Vietnam’s Prime Minister Nguyen Xuan Phuc on Saturday starts his first visit to China since taking office in April, a trip aimed at mending ties frayed by the South China Sea dispute.
Diplomatic observers say Phuc’s six-day trip, which comes on the heels of a similar visit by Vietnam’s defence minister Ngo Xuan Lich last week, shows the communist neighbours are slowly rebuilding trust despite simmering tensions over the maritime row.
Apart from meeting his Chinese counterpart Li Keqiang and other leaders in Beijing, Phuc is scheduled to attend a trade and investment summit involving China and the Association of Southeast Asian Nations in Nanning, Guangxi.
While Beijing wants to use the visit to take measure of Phuc’s new government, leaders in Hanoi are keen to maintain constructive relations with Beijing, even amid differences on the contested waters, according to Phuong Nguyen, an expert from the Washington-based Centre for Strategic and International Studies.
Professor Carl Thayer, of the University of New South Wales in Australia, said the current leadership of Vietnam, a key rival claimant to the waters, had sought to isolate the dispute from its broader relationship with China.

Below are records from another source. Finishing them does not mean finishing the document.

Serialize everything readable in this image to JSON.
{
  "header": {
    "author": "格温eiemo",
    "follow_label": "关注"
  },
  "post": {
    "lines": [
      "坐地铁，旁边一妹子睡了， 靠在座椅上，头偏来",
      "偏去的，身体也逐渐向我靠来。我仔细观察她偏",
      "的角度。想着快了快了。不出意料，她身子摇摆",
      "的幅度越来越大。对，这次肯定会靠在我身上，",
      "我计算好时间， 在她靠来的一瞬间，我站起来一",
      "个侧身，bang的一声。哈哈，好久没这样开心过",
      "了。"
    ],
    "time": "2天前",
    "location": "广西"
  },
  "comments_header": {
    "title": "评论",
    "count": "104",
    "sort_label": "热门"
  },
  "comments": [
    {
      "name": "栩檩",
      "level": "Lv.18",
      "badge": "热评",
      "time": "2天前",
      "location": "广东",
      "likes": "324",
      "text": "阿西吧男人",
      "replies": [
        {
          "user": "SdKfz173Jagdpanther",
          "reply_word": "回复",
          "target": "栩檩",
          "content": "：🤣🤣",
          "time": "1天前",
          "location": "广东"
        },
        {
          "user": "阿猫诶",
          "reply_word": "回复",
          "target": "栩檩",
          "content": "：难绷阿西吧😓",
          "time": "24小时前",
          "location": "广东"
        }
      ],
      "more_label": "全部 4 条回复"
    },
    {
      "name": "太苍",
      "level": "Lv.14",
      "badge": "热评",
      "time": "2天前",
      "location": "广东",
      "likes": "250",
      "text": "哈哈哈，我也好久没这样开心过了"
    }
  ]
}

“China and Vietnam will reaffirm their comprehensive strategic cooperative partnership with a special stress on economic ties – trade and investment – and bilateral consultations on the South China Sea under the agreed basic principles guiding the settlement of maritime disputes,” Thayer said.

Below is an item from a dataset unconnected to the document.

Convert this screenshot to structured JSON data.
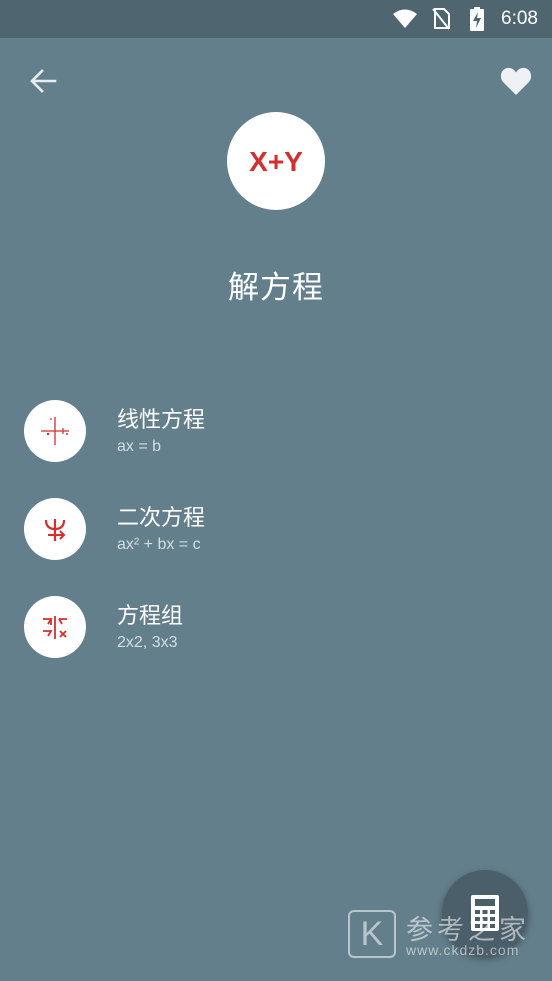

Resolving Vietnam’s massive trade deficit with China is also expected to be high on Phuc’s agenda.
According to the Vietnam Chamber of Commerce and Industry, bilateral trade hit US$32.3 billion in the first six months of the year, up nearly 2 per cent year on year.
Of the total, Vietnam spent US$23.2 billion on imports from China, down 3 per cent year on year, and earned US$9.1 billion in exports to its largest trading partner, up 13.7 per cent from a year earlier.
“This cannot be resolved in the short term, but Vietnam is pressing China for greater access to its domestic market and better conditions for Vietnamese investment in China,” Thayer said.
Analysts noted bilateral ties had yet to fully recover from the diplomatic stand-off in 2014 over a Chinese deep-water oil rig deployed in the disputed waters.
“The oil rig crisis in 2014 severely damaged strategic trust between the two sides, and it’s difficult to go back to the way things were. But over the past year, Beijing and Hanoi have rebuilt high-level communication and stepped up confidence-building measures,” Nguyen said.
The two nations clashed over the Paracel Islands in the 1970s and fought a brief but bloody war over border disputes in 1979.
“The bilateral relationship has stabilised, but Hanoi is now on constant alert because of what it perceives as uncertainty surrounding future Chinese actions in the sea. Besides the South China Sea, Hanoi also feels pressured by expanding Chinese political and economic influence in its two other immediate neighbours, Laos and Cambodia,” Nguyen said.
Joshua Kurlantzick, from the US-based Council on Foreign Relations, noted the international arbitration ruling on the maritime dispute, which denied China’s expansive claims, had cast fresh uncertainty over ties.
“Vietnam basically supported [the ruling], but the new Philippine president has not embraced the tribunal’s decision as much as his predecessor would, so I think that leaves Vietnam a little out in the open,” he said.
Beijing was certainly worried by Hanoi’s growing defence ties with Tokyo and New Delhi and the fact that Vietnam was now one of the biggest arms buyers in the world, Kulantzick said.
During his visit to Hanoi last week en route to the G20 Summit in Hangzhou, Indian Prime Minister Narendra Modi offered to provide a US$500 million loan for defence cooperation.
Analysts said the Vietnamese government was under domestic pressure to stand up to Beijing amid growing anti-Chinese sentiment at home.
“Since the 12th national party congress in January, Vietnam has become more forthright in stating its position even when it is at odds with China,” Thayer said.
Although China was Vietnam’s most important bilateral partner due to their common land and maritime border and close trade relationship, Vietnam did not want to be drawn into the orbit of any major power, Thayer said.
“At the same time Vietnam wants all major powers to have equities in Vietnam and to remain engaged to balance other major powers,” he said. In a diplomatic balancing act to counter China, Phuc has already made trips to Russia and Japan.
Pushing back against China had formed the core of Vietnam’s national identity, Nguyen said.
“It takes enmeshing the US, Japan, India, and Russia in order for Vietnam to keep Chinese influence at bay,” she said. “Hanoi will continue to place emphasis on historical links between the two communist parties and show deference to Beijing, while keeping it on its toes by engaging increasingly with the West and rising Asian powers.”